Court Upholds Acquittal Of Kocharian

Armenia - Former President Robert Kocharian speaks at a news conference, Yerevan, October 4, 2021.

Armenia’s Court of Appeals has rejected prosecutors’ demands to overturn a lower court’s decision to throw out controversial coup charges that were brought against former President Robert Kocharian.

Kocharian and three other former officials were prosecuted in connection with the 2008 post-election unrest in Yerevan. Anna Danibekian, a district court judge presiding over their trial, acquitted them in early April ten days after the Constitutional Court declared the charges unconstitutional.

The trial prosecutors appealed against the acquittal. They demanded that the Court of Appeals allow investigators to charge the defendants with abuse of power and order Danibekian to resume the coup trial.
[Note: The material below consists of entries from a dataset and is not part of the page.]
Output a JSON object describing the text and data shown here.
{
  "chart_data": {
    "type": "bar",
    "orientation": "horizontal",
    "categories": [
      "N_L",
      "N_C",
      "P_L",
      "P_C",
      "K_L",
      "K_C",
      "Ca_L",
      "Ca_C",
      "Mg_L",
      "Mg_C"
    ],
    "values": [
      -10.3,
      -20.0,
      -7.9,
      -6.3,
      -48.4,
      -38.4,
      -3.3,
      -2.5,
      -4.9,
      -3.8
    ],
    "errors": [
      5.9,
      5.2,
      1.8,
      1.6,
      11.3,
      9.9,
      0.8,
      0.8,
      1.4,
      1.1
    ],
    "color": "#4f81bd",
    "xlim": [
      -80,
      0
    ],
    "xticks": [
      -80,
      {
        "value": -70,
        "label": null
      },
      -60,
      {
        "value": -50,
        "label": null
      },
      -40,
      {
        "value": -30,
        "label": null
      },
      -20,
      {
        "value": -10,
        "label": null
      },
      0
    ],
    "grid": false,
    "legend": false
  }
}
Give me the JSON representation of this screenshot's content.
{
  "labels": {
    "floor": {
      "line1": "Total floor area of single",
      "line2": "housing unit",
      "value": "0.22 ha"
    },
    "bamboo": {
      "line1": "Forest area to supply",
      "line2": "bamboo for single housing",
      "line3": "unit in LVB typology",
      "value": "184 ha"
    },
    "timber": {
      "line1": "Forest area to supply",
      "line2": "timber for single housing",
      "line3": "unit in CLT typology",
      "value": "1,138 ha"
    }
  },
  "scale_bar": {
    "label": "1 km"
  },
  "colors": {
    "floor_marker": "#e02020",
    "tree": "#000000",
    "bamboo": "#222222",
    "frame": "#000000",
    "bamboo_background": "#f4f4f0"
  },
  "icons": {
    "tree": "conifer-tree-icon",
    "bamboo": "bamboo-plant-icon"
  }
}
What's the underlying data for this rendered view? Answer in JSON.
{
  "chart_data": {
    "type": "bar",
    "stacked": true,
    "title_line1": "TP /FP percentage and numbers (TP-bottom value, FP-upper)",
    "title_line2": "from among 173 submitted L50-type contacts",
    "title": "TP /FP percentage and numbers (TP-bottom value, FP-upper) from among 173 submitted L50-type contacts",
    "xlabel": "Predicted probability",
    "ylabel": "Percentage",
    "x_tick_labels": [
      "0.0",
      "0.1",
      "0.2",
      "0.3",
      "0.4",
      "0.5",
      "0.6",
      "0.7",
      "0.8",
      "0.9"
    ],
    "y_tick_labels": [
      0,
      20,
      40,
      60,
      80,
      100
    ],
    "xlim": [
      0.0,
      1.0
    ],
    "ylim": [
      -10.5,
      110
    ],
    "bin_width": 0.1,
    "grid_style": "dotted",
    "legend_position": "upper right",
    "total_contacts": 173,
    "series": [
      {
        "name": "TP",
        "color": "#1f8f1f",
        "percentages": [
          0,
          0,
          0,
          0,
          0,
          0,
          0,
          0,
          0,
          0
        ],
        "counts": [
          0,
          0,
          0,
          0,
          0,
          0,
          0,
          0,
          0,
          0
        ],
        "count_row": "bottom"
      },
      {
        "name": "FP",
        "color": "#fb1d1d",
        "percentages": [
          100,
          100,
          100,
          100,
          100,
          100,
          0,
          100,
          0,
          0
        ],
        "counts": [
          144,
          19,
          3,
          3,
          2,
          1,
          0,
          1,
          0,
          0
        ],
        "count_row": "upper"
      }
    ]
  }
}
The Court of Appeals rejected the prosecutors’ appeal in a ruling announced late on Friday. One of Kocharian’s lawyers, Hovannes Khudoyan, welcomed the decision.

A spokesman for the Office of the Prosecutor told RFE/RL’s Armenian Service that the law-enforcement agency will look into the ruling before deciding whether to appeal to the Court of Cassation, the country’s highest body of criminal justice.

Kocharian, his former chief of staff Armen Gevorgian and two retired army generals have said all along that the coup charges leveled against them are politically motivated. Lawyers representing them maintain that Danibekian’s decision to clear them of the alleged “overthrow of the constitutional order” stemmed from Armenian law.

The judge also ruled on April 6 that Kocharian and Gevorgian will continue to stand trial on separate bribery charges which they also strongly deny. Court hearings on that case resumed in July.

Kocharian, who is highly critical of Armenia’s current leadership, was first arrested in July 2018 shortly after the “velvet revolution” that brought Nikol Pashinian to power. He was set free on bail in June 2020.

The 67-year-old ex-president set up an opposition alliance in May this year. It finished second in parliamentary elections held in June.